Leptin counteracts sodium butyrate-induced apoptosis in human colon cancer HT-29 cells via NF-κB signaling

被引:120
作者
Rouet-Benzineb, R
Aparicio, T
Guilmeau, S
Pouzet, C
Descatoire, V
Buyse, M
Bado, A
机构
[1] Univ Paris 07, Lab Neuroendocrinol & Biol Cellulaire Digest, INSERM, U410, F-75860 Paris 18, France
[2] IFR 02, Serv Confocale, F-75860 Paris 18, France
[3] IFR 02, Serv Cytometrie Flux Digest, F-75860 Paris 18, France
关键词
D O I
10.1074/jbc.M312999200
中图分类号
Q5 [生物化学]; Q7 [分子生物学];
学科分类号
071010 ; 081704 ;
摘要
This study shows that leptin induced a rapid phosphorylation of p42/44 mitogen-activated protein kinase, an enhancement of both NF-kappaB DNA binding and transcriptional activities, and a concentration-dependent increase of HT-29 cell proliferation. These effects are consistent with the presence of leptin receptors on cell membranes. The leptin induction of cell growth was associated with an increase of cell population in S and G(2)/M phase compared with control cells found in G(0)/G(1) phase of the cell cycle. Moreover, cyclin D1 immunoreactivity was enhanced in leptin-treated HT-29 cells and this increase was essentially associated with cell population in G(0)/G(1) phase. On the other hand, we observed that sodium butyrate inhibited cell proliferation by blocking HT-29 cells in G(0)/G(1) phase of the cell cycle. Interestingly, at physiological concentration, leptin prevented sodium butyrate-induced morphological nucleus changes, DNA laddering and suppressed butyrate-induced cell cycle arrest. This anti-apoptotic effect of leptin was associated with HT-29 cell proliferation and activation NF-kappaB pathways.
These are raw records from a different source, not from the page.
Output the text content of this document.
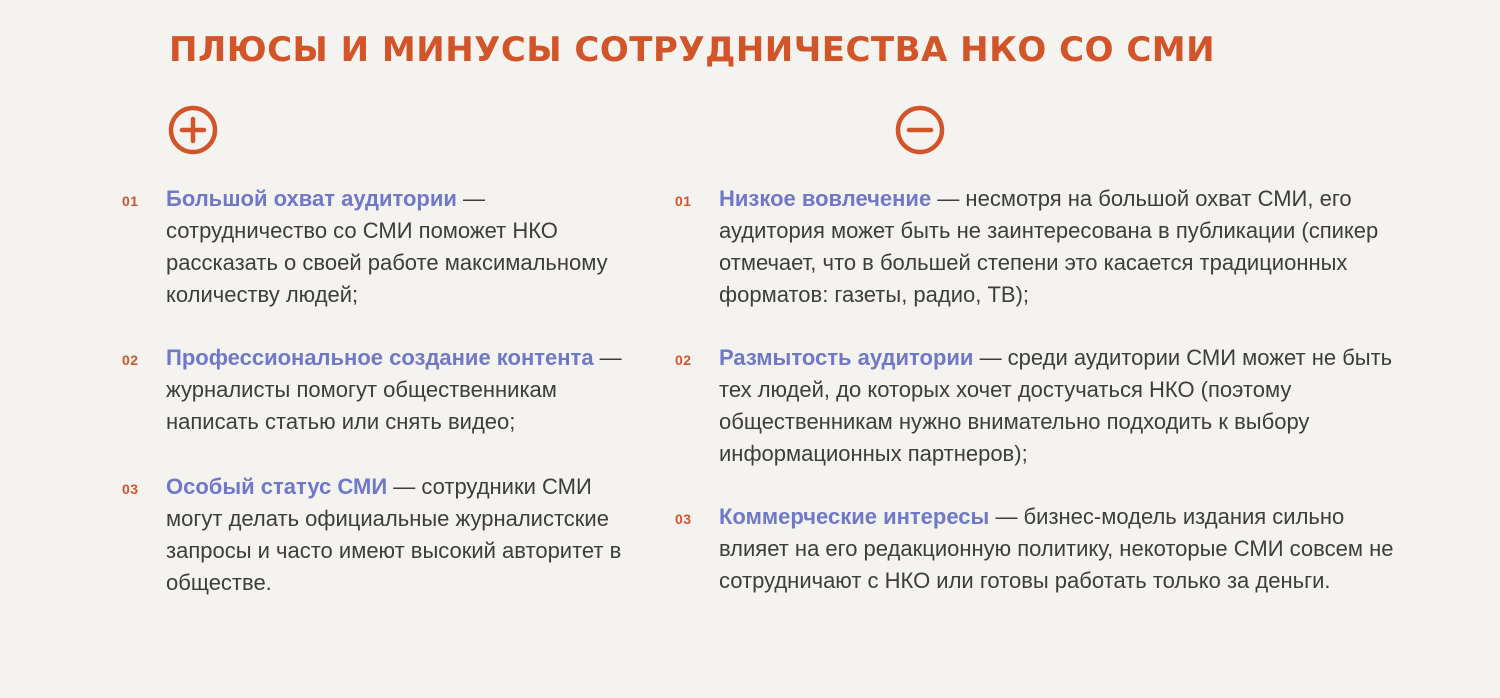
ПЛЮСЫ И МИНУСЫ СОТРУДНИЧЕСТВА НКО СО СМИ
01 Большой охват аудитории — сотрудничество со СМИ поможет НКО рассказать о своей работе максимальному количеству людей;
02 Профессиональное создание контента — журналисты помогут общественникам написать статью или снять видео;
03 Особый статус СМИ — сотрудники СМИ могут делать официальные журналистские запросы и часто имеют высокий авторитет в обществе.
01 Низкое вовлечение — несмотря на большой охват СМИ, его аудитория может быть не заинтересована в публикации (спикер отмечает, что в большей степени это касается традиционных форматов: газеты, радио, ТВ);
02 Размытость аудитории — среди аудитории СМИ может не быть тех людей, до которых хочет достучаться НКО (поэтому общественникам нужно внимательно подходить к выбору информационных партнеров);
03 Коммерческие интересы — бизнес-модель издания сильно влияет на его редакционную политику, некоторые СМИ совсем не сотрудничают с НКО или готовы работать только за деньги.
However, the phosphorylation of p42/44 MAP kinase in response to leptin was reduced in butyrate-treated cells. These data demonstrated that leptin is a potent mitogenic factor for intestinal epithelial cells through the MAP kinase and NF-kappaB pathways. They also showed, for the first time, that leptin promotes colon cancer HT-29 cell survival upon butyrate challenge by counteracting the apoptotic programs initiated by this short chain fatty acid probably through the NF-kappaB pathways. Although further studies are required to unravel the precise mechanism, these data may have significance in the pathogenesis of colorectal cancer and ulcerative colitis diseases.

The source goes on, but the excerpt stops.